Germany is unique economically in terms of the companies that are the engines of GDP. Each is a major exporter, or has large operations overseas, and an exporter of goods and services that still enjoys demand around the world.
At the top of Germany’s corporate giants are auto manufacturers. Of the seven largest companies by revenue, three are car firms — Volkswagen, the biggest corporation in Germany, Daimler, the second largest, and BMW. Daimler makes products other than cars, but its flagship division is Mercedes. Volkswagen is about to get larger because of a tie-up with Porsche.
German car companies are fortunate, perhaps by design. Each has exposure in the weak European car market, but each has substantial exports as well. Volkswagen is the region’s largest car company, but it is also tied with General Motors Co. (NYSE: GM) for sales in China, the world’s largest car market. And its sales in America are surging.

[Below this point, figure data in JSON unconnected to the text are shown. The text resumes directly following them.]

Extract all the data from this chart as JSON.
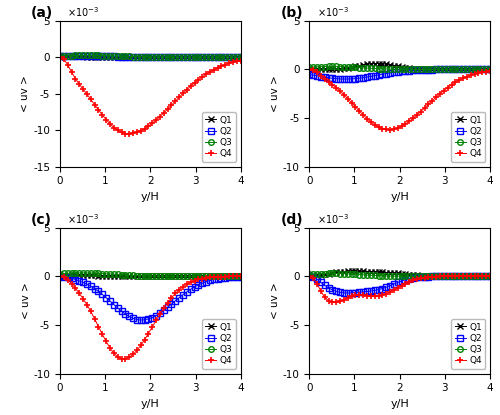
{
  "panels": [
    "(a)",
    "(b)",
    "(c)",
    "(d)"
  ],
  "xlim": [
    0,
    4
  ],
  "ylim_a": [
    -0.015,
    0.005
  ],
  "ylim_b": [
    -0.01,
    0.005
  ],
  "ylim_c": [
    -0.01,
    0.005
  ],
  "ylim_d": [
    -0.01,
    0.005
  ],
  "yticks_a": [
    -0.015,
    -0.01,
    -0.005,
    0.0,
    0.005
  ],
  "yticks_bcd": [
    -0.01,
    -0.005,
    0.0,
    0.005
  ],
  "xlabel": "y/H",
  "ylabel": "< uv >",
  "legend_labels": [
    "Q1",
    "Q2",
    "Q3",
    "Q4"
  ],
  "colors": [
    "black",
    "blue",
    "green",
    "red"
  ],
  "markers": [
    "x",
    "s",
    "o",
    "+"
  ]
}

BMW and Mercedes fall into a class of their own. Each is considered among the best car makers in the world. Because of that, each can command high prices for its vehicles, which creates large margins. BWM and Mercedes are the two leading luxury car brands in the United States by sales. Each does particularly well in China. Germany has been able to export superior engineering. Volkswagen has annual revenue of more than $220 billion. Daimler’s is more than $130 billion and BMW’s is nearly $100 billion.

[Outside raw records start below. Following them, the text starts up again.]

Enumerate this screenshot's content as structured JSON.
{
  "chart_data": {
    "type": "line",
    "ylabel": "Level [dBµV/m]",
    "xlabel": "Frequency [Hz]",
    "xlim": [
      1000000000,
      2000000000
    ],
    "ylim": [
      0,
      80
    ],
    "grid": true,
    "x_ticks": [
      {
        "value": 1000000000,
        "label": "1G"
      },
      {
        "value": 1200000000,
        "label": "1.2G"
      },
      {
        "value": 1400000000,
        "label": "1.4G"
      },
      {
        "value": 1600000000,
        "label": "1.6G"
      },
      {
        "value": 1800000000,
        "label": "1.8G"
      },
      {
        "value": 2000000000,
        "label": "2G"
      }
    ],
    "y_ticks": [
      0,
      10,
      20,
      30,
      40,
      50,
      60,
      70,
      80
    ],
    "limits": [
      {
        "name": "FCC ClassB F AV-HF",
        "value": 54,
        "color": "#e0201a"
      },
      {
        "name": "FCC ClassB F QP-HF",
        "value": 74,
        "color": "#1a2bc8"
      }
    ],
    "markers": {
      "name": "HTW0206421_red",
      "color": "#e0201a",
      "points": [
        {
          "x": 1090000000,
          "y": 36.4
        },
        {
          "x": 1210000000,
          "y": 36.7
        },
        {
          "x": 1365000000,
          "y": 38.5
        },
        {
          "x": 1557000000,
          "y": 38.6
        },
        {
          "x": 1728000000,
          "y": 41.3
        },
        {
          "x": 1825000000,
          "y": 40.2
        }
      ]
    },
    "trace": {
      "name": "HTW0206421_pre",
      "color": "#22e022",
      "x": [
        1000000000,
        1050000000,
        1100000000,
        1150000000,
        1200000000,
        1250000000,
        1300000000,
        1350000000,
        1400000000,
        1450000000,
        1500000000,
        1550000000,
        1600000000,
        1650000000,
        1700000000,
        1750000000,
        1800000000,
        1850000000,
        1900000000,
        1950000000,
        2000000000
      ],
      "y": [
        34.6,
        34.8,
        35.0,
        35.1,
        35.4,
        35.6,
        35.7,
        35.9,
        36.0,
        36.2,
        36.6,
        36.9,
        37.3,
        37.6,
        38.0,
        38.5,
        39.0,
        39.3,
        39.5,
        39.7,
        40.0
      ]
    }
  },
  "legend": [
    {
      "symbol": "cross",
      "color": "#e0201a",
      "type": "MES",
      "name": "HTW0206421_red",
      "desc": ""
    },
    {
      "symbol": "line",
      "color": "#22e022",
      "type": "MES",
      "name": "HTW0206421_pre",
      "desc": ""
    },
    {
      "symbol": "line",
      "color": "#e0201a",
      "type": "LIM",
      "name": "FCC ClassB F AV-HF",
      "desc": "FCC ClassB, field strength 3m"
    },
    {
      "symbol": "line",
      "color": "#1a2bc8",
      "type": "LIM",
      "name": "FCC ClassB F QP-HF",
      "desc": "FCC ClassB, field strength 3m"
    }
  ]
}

Among Germany’s other largest companies are two financial firms — Allianz and Deutsche Bank. Deutsche Bank is the largest bank in Europe, and among the largest in the world. It has some balance sheet risk in Europe, but its presence in the strong Germany market helps offset that. And Deutsche Bank has large operations outside the European Union that include investment banking and large commercial operations. Allianz is called an insurance company, but it is really a financial services holding firm that also has businesses worldwide. Allianz claims to have 78 million customers, and it is active in money management and banking.

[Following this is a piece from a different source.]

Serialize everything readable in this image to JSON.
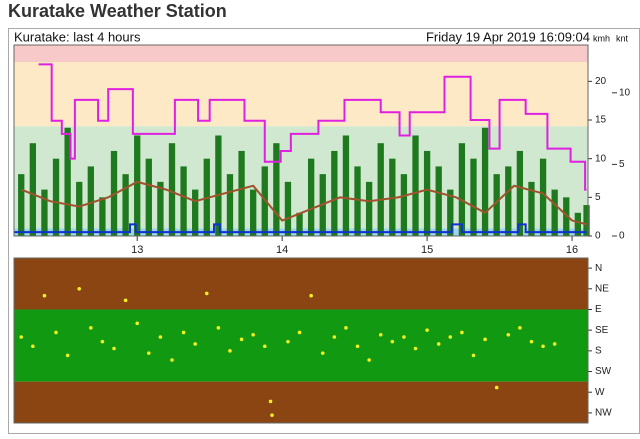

Germany’s fourth largest company — Siemens (NYSE: SI) — is often called the General Electric Co. (NYSE: GE) of Europe. The firm is in so many businesses as a conglomerate that its suffers as GE does. Not all of it electronics, automation, financial and health care operations do well at the same time. And it operates in so many countries that it is hostage to changes in global GDP. With sales of $98 billion, it can count itself as one of the biggest diversified corporations in the world.
Finally, among the huge corporations that make up an outsized portion of German GDP is chemical firm BASF, with sales of more than $80 billion. With primary businesses in agriculture, chemistry and practices, it is cousin to U.S. companies Dow Chemical Co. (NYSE: DOW) and E. I. du Pont de Nemours Co. (NYSE: DD), both of which are smaller than BASF.
If Germany continues to hold its own in the global economy, it will be to some large extent due to seven companies that among them have nearly $850 billion in sales.